Moreover, the dialogue regularly remains on such a rarefied intellectual plane that more concrete academic concerns get largely ignored. For example, for all their verbosity, the profs say next to nothing about teaching--e.g., their pedagogical approaches, the nature of their students, interesting courses they've taught. As with the academics' generally pretentious discourse, I suspect this striking omission is inadvertent rather than deliberately satiric, revealing that the author is as caught up in the "publish or perish" flight from teaching as are his characters. Moreover, save for a brief mention of Marsha's temporary unemployment after she's fired from Bennington (following the college's abandonment of tenure), there is little discussion of the bread-and-butter issues that obsess most real-life academics: e.g., the shrinking job-market in the humanities, the dwindling of state support for public colleges, the growth of exploited adjunct faculty.
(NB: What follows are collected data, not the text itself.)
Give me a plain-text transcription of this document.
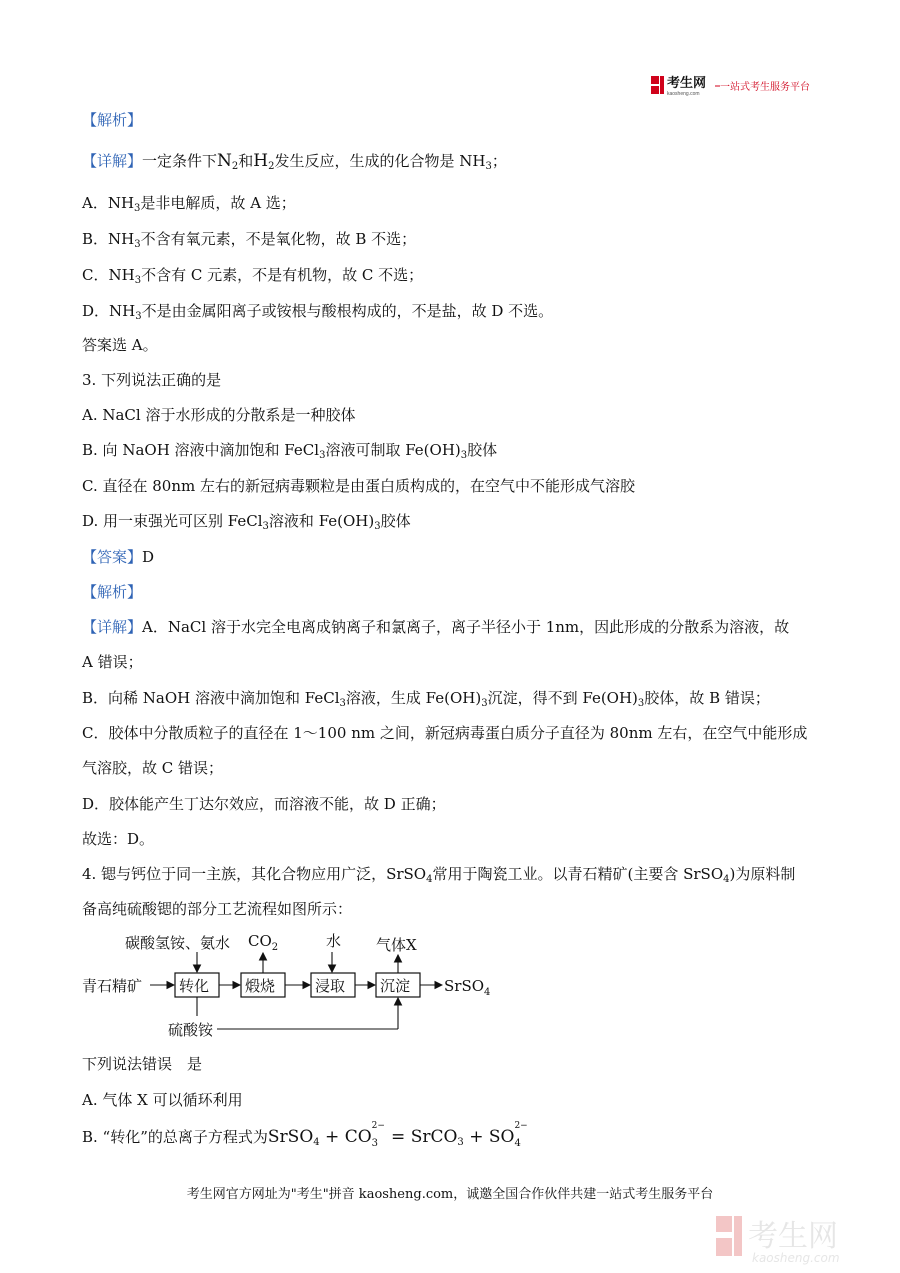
考生网
kaosheng.com
一站式考生服务平台
【解析】
【详解】一定条件下$N_2$和$H_2$发生反应，生成的化合物是 $NH_3$；
A．$NH_3$是非电解质，故 A 选；
B．$NH_3$不含有氧元素，不是氧化物，故 B 不选；
C．$NH_3$不含有 C 元素，不是有机物，故 C 不选；
D．$NH_3$不是由金属阳离子或铵根与酸根构成的，不是盐，故 D 不选。
答案选 A。
3. 下列说法正确的是
A. NaCl 溶于水形成的分散系是一种胶体
B. 向 NaOH 溶液中滴加饱和 FeCl$_3$溶液可制取 $Fe(OH)_3$胶体
C. 直径在 80nm 左右的新冠病毒颗粒是由蛋白质构成的，在空气中不能形成气溶胶
D. 用一束强光可区别 FeCl$_3$溶液和 $Fe(OH)_3$胶体
【答案】D
【解析】
【详解】A．NaCl 溶于水完全电离成钠离子和氯离子，离子半径小于 1nm，因此形成的分散系为溶液，故
A 错误；
B．向稀 NaOH 溶液中滴加饱和 FeCl$_3$溶液，生成 $Fe(OH)_3$沉淀，得不到 $Fe(OH)_3$胶体，故 B 错误；
C．胶体中分散质粒子的直径在 1～100 nm 之间，新冠病毒蛋白质分子直径为 80nm 左右，在空气中能形成
气溶胶，故 C 错误；
D．胶体能产生丁达尔效应，而溶液不能，故 D 正确；
故选：D。
4. 锶与钙位于同一主族，其化合物应用广泛，SrSO$_4$常用于陶瓷工业。以青石精矿(主要含 SrSO$_4$)为原料制
备高纯硫酸锶的部分工艺流程如图所示：
碳酸氢铵、氨水 $CO_2$	水 气体X
青石精矿 转化 煅烧	浸取 沉淀 SrSO$_4$
硫酸铵
下列说法错误　是
A. 气体 X 可以循环利用
B. “转化”的总离子方程式为SrSO$_4$ + CO
2−
3 = SrCO$_3$ + SO
2−
4
考生网官方网址为"考生"拼音 kaosheng.com，诚邀全国合作伙伴共建一站式考生服务平台
考生网
kaosheng.com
Although such issues may sound too somber for a humorous book, they have been well treated in seriocomic fashion in other academic novels; for example, in Straight Man, the protagonist, a burned-out English prof at a third-rate state college in rural Pennsylvania, threatens to murder a duck from one of the campus ponds on the local TV news unless the legislature increases its funding levels. (Given the indifference of Governor Martz to the chronic underfunding of the MUS, faculty members at units with duck ponds might consider this strategy!)
In short, Meetings of the Mind, while periodically engaging, ultimately fails, despite its creative format, to live up to Gerald Graff's back-cover blurb extolling it as "a sparkling comedy of ideas."